Bu fark sadece teknoloji değil, algı farkı.
Latin Amerika’daki bir dijital banka, Türkiye gibi yüksek sermayeli bir sistemin piyasa değerini geçiyorsa, sermaye artık “beton” değil, inovasyonun getirisini fiyatlıyor demektir.
Türk bankaları son iki yılda rekor kârlar açıklarken, yatırımcı ilgisinin sınırlı kalması da bunu doğruluyor.
Çünkü piyasalar artık bilançoya değil, gelecek hikâyesine yatırım yapıyor.
Nubank örneği, finansın geleceğinin sadece parayla değil; veri, teknoloji ve güven üçgeninde yeniden yazıldığını gösteriyor.

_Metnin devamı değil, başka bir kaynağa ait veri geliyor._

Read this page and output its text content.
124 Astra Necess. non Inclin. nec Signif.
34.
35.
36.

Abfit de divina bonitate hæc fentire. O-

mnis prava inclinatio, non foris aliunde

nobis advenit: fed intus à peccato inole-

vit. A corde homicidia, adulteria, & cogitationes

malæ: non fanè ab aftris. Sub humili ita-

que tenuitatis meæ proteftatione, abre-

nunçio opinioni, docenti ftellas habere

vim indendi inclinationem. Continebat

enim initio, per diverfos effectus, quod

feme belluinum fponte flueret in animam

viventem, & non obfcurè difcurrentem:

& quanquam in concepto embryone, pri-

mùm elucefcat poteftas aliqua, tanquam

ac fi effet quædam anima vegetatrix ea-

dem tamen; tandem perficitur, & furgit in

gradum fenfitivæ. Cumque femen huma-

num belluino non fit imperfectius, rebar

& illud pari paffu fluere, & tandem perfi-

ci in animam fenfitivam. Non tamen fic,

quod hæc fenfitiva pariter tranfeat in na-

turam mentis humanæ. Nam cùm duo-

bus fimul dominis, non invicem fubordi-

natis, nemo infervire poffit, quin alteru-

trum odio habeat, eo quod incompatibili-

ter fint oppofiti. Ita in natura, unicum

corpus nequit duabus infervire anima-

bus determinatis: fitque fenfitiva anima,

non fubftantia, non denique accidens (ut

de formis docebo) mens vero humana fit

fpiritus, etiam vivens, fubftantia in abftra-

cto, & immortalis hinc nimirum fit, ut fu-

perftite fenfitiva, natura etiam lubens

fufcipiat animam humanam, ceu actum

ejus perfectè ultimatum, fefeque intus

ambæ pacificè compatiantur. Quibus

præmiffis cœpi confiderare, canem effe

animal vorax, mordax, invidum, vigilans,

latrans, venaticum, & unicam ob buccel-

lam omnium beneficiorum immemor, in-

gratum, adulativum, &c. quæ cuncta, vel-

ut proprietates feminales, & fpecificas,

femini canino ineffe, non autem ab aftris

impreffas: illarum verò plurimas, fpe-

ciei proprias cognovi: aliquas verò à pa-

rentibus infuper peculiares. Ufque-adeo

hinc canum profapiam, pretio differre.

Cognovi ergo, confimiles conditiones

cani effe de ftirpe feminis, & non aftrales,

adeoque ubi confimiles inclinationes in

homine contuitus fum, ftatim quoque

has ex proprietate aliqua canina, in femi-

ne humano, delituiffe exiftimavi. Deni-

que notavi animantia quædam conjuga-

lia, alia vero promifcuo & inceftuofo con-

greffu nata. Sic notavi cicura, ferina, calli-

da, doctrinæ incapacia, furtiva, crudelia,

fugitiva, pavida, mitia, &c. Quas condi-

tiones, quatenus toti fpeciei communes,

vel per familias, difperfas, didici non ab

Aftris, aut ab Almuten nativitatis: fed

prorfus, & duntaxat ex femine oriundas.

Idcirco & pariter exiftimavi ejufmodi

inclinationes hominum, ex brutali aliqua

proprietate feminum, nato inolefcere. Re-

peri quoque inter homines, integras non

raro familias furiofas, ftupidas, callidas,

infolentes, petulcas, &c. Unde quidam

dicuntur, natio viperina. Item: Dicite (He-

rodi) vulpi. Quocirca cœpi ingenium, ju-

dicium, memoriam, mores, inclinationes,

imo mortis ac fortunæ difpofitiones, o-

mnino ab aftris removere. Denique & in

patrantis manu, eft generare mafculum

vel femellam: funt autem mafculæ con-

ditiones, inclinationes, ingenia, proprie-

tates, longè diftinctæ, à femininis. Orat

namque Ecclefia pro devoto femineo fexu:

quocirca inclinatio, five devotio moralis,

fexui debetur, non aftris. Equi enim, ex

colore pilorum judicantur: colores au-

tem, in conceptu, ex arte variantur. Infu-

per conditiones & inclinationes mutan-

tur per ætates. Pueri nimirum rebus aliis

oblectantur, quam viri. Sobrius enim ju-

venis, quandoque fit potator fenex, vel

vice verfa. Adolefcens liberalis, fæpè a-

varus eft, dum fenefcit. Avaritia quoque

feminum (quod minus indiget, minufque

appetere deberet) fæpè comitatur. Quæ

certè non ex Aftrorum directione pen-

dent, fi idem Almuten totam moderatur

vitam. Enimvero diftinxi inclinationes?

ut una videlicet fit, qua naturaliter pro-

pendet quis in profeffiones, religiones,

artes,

Türkiye’nin güçlü bankacılık altyapısına rağmen, fintech entegrasyonu ve dijital deneyim eksikliği, bu farkı büyütüyor. Eğer klasik bankacılık modeli “şube ekonomisinden ekosistem ekonomisine” evrilmezse, Nubank gibi oyuncular sadece Latin Amerika’da değil, küresel ölçekte yeni statükoyu yazacak.
Bankacılıkta çağ değişti. Artık kazananlar kredi dağıtanlar değil, veri okuyanlar.